Foto: Esprit
+++ Pro Von Michael Bachner

Man sagt: Sie musste zehn schreckliche Jahre durchmachen. Man sagt auch: Am Freitag blieb viel Arbeit liegen. Ich musste das Wochenende durchmachen.

AUFWACHEN! Hier ist vom Durchmachen die Rede: Körper auf Autopilot, Kopf in der Klangwolke, Leber egal. Ein Abend, die Nacht, der nächste Tag, womöglich mehr. Durchmachen muss gemacht werden. Es heißt nicht durchsprechen oder durchdenken. Durchmachen ist Praxis und nicht wieder so 'ne Theorie.
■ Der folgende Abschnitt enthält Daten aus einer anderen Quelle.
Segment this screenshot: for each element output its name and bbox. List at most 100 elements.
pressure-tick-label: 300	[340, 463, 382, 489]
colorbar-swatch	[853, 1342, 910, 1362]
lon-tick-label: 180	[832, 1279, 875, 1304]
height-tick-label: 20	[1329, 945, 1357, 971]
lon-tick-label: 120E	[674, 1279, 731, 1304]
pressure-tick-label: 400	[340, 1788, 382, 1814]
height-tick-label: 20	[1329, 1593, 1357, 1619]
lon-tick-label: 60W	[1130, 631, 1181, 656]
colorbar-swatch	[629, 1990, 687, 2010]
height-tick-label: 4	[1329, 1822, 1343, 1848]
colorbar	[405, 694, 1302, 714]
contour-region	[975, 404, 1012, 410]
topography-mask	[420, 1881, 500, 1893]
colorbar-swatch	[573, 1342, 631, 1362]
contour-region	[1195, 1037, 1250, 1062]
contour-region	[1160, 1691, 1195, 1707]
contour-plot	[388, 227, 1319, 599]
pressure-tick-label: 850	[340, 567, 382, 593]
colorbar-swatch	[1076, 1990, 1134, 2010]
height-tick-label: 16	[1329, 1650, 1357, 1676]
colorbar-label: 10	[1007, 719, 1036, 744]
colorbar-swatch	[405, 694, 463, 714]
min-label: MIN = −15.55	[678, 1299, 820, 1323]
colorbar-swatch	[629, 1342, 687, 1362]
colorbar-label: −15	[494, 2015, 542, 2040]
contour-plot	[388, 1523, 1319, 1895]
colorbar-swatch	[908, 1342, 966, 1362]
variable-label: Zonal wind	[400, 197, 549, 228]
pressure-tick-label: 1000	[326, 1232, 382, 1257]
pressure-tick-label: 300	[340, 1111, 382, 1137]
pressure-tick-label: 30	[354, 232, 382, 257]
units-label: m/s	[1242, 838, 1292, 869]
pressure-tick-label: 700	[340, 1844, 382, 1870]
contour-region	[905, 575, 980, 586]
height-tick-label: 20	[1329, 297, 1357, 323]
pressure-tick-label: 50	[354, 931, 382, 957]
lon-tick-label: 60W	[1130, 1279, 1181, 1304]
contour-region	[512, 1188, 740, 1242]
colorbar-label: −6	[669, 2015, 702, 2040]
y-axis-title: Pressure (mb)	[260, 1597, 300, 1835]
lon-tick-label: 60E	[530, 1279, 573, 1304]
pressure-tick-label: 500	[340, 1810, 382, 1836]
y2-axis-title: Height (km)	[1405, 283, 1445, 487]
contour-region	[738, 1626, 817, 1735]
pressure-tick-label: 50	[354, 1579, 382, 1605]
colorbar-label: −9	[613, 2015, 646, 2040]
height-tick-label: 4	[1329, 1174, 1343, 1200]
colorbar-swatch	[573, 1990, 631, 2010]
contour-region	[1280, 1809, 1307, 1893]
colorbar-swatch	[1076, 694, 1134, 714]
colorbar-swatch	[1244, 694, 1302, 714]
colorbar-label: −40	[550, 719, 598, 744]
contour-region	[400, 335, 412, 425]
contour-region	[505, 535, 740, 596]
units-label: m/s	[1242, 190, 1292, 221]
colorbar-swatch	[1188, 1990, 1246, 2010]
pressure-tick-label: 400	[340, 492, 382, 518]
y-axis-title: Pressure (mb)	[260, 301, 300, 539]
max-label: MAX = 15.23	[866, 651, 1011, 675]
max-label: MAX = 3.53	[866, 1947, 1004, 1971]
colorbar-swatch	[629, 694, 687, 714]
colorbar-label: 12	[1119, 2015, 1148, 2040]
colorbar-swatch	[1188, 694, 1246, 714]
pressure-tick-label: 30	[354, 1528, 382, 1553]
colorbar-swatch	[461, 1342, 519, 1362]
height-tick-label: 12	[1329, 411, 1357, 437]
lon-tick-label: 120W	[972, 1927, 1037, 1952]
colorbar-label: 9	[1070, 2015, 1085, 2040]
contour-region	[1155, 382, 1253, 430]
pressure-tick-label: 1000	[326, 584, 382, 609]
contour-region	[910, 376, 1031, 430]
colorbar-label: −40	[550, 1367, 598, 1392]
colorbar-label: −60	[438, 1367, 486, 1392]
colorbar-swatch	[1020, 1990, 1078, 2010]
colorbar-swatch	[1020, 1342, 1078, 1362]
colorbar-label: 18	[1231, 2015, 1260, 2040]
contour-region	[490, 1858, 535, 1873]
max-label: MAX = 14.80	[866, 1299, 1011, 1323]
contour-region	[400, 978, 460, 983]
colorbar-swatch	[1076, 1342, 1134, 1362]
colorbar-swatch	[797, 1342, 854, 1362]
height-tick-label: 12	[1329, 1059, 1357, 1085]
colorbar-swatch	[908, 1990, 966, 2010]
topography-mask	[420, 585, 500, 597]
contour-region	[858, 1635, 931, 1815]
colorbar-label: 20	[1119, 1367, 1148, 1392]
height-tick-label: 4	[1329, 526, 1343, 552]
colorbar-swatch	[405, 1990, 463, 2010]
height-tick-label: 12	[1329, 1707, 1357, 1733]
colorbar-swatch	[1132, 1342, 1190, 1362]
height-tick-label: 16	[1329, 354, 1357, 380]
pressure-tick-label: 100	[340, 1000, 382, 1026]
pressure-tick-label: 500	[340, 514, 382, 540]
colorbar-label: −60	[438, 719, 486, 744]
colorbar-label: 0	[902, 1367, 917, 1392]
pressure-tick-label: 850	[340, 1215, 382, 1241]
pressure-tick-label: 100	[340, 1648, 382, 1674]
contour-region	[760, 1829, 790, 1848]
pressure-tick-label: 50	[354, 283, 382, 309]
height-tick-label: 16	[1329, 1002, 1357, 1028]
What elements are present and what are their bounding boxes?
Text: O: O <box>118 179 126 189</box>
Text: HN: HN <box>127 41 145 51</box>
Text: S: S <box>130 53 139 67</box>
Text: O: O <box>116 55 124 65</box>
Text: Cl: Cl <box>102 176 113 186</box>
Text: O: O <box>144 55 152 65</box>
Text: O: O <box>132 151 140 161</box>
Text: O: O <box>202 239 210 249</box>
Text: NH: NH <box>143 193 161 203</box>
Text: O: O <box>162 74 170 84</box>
Schlaf ist nur ein Irrtum. Auch wenn das jedes Jahr schwieriger wird: Durchmachen ist der herrlich sinnlose Kampf gegen die monotone Abfolge von Tag und Nacht. Die Verheißung lautet: mehr wache Lebenszeit und der Mittelfinger für das Effizienzprogramm im Zehn-Stunden-Büroalltag. Dahinter steht die Einsicht, dass es vom carpe diem zum carpe noctem nur ein logischer Katzensprung ist. Alle Lautstärkeregler nach oben, alle Tasten gleichzeitig gedrückt. So schmeckt das dralle Leben. Wen kümmert da die Uhrzeit?

Zu Ende gedacht, kann das Durchmachen zweierlei. Im Heranwachsen hat es den großen Gestus des Aufbegehrens im Kleinen. Im Erwachsenenleben dreht die Stoßrichtung ins Antibetriebswirtschaftliche. Ging es einst gegen die Erziehungsnorm, dreht sich's heute um den Lustgewinn aus sinkenden Produktivitätskurven. Nur Streik ist wirkungsvoller als kollektives Durchmachen. Es kann so herrlich egal sein, was der Chef wieder will. Morgen ist auch nur ein Tag. Verlockung der Wiedergeburt.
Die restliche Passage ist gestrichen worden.